Aleem argued that Trump, up to this point, had been partly protected because he was campaigning against President Joe Biden, an 81-year-old candidate whose age and mental ability had been made a focal point of the Trump campaign.
But now, facing 59-year-old Kamala Harris, his mental acuity has become more obvious.
“Questions about Biden’s mental acuity were rightly raised in this election cycle,” he wrote. “Questions about Trump’s mental acuity should be raised, too.”
“The incoherence of the Potterville speech is just one of countless examples.”
He went on, “Biden’s exit from the race not only sharpens public awareness of Trump’s age and communication struggles, it also shields Democrats from accusations of hypocrisy.

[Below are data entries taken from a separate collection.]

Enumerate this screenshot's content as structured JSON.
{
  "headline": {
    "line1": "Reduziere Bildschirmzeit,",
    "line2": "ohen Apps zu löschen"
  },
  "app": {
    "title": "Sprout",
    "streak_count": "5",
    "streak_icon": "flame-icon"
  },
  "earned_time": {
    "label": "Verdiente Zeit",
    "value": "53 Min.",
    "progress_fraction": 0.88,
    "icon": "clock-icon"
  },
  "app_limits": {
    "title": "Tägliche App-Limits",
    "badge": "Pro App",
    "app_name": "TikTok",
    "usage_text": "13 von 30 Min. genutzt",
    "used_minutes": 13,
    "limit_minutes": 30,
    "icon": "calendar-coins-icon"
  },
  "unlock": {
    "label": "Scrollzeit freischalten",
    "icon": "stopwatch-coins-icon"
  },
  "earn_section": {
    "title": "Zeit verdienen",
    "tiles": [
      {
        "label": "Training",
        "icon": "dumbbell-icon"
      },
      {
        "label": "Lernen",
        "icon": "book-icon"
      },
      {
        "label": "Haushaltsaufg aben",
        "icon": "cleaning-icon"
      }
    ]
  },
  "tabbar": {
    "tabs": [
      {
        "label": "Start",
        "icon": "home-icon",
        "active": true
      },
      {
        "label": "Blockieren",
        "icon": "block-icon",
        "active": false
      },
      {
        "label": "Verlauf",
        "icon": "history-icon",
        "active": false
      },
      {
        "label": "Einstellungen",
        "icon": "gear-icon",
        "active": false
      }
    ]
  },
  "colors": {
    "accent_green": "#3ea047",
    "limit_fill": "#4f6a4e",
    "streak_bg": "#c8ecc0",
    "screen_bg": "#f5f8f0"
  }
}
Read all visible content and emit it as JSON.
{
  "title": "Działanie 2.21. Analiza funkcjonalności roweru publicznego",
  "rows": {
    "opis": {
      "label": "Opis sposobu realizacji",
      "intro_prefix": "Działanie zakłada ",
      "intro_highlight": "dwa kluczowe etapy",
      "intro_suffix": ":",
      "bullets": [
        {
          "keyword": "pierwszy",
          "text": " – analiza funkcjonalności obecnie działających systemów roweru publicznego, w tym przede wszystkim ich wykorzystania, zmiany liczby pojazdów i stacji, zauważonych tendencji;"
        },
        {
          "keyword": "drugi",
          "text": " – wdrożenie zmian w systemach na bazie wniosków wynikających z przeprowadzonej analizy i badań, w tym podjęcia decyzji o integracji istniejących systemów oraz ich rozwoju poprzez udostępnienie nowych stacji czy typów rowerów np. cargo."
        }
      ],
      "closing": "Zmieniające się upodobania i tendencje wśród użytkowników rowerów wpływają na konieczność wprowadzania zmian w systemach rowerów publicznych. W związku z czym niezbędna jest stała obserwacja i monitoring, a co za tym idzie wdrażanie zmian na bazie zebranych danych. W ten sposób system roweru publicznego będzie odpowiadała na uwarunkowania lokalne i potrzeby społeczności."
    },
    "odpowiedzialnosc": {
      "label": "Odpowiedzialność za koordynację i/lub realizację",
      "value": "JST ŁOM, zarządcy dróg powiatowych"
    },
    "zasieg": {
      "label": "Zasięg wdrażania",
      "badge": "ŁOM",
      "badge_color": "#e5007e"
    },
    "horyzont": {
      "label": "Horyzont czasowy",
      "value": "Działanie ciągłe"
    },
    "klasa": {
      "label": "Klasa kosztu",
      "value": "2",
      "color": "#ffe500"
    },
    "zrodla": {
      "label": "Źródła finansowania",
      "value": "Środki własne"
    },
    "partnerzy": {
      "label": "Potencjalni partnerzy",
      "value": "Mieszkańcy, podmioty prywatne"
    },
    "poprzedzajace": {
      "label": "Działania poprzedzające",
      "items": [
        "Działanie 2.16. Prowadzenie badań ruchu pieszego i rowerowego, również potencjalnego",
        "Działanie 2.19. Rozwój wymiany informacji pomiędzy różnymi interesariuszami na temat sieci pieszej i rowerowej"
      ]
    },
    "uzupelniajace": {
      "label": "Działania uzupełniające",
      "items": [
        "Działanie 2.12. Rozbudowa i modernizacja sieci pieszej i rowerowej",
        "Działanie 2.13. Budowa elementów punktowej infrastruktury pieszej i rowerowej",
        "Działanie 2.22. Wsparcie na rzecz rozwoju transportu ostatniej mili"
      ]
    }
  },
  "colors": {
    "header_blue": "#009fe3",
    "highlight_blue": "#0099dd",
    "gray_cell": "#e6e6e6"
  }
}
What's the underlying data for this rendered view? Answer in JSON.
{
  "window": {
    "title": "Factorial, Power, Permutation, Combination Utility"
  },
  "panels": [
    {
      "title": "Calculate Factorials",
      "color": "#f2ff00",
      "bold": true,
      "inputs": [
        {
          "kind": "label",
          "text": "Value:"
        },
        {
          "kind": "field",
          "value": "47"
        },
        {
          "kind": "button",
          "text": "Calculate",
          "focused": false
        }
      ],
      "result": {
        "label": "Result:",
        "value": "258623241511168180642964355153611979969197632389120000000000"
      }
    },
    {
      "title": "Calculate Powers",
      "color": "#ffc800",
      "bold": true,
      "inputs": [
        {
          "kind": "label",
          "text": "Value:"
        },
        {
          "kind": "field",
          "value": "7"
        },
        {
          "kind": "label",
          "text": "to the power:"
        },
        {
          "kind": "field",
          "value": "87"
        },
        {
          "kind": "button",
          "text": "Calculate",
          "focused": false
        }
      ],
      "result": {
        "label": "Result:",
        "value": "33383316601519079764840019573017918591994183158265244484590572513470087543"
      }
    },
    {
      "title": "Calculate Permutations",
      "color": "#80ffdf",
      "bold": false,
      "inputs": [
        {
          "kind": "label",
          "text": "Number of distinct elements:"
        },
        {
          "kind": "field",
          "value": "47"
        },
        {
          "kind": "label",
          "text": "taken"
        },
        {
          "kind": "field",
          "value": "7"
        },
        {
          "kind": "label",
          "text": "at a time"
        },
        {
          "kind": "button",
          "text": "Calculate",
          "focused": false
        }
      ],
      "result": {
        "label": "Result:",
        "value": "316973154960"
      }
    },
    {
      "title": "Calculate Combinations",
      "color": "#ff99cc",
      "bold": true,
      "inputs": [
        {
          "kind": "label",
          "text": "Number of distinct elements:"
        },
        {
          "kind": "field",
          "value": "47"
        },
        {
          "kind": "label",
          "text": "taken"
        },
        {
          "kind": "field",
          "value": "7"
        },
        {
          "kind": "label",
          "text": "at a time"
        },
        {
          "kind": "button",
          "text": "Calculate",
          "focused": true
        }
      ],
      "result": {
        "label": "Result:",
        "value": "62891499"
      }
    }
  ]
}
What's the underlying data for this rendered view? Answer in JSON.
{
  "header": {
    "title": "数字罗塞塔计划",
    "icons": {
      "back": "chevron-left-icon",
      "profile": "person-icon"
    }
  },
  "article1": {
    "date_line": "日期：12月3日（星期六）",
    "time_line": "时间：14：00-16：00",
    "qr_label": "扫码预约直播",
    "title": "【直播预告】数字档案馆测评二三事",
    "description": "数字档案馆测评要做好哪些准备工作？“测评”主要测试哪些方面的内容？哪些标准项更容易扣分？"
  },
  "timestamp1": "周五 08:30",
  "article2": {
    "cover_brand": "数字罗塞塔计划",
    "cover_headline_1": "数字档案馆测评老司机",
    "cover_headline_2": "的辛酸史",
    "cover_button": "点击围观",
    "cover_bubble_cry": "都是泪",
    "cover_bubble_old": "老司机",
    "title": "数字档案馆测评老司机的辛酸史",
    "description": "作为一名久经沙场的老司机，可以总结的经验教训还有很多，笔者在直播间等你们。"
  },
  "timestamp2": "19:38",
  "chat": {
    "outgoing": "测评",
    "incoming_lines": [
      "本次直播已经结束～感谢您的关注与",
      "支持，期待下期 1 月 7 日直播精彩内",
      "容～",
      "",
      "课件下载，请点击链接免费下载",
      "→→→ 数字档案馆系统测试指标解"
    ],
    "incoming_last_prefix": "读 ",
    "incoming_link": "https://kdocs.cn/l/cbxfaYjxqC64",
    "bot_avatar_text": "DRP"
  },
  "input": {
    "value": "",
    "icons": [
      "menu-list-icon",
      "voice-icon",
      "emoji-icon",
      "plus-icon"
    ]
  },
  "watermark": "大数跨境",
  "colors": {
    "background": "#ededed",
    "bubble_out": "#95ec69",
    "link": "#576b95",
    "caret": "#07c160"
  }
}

Now, as Harris energetically lays out how she wants to improve the country, Trump’s bizarre speeches look even more concerning than they did before.
“After all, during his first term, Trump’s imprecise, impulsive way of communicating made him exceptionally dangerous when speaking about sensitive diplomatic and national security issues, such as in his policies toward North Korea. Those risks will only be greater if he becomes president again.
“And it’s genuinely chilling to imagine a less capable, less focused Trump handling another major public health crisis such as Covid. Trump's seeming decline isn't his worst quality — but it likely would make many of his vices worse.”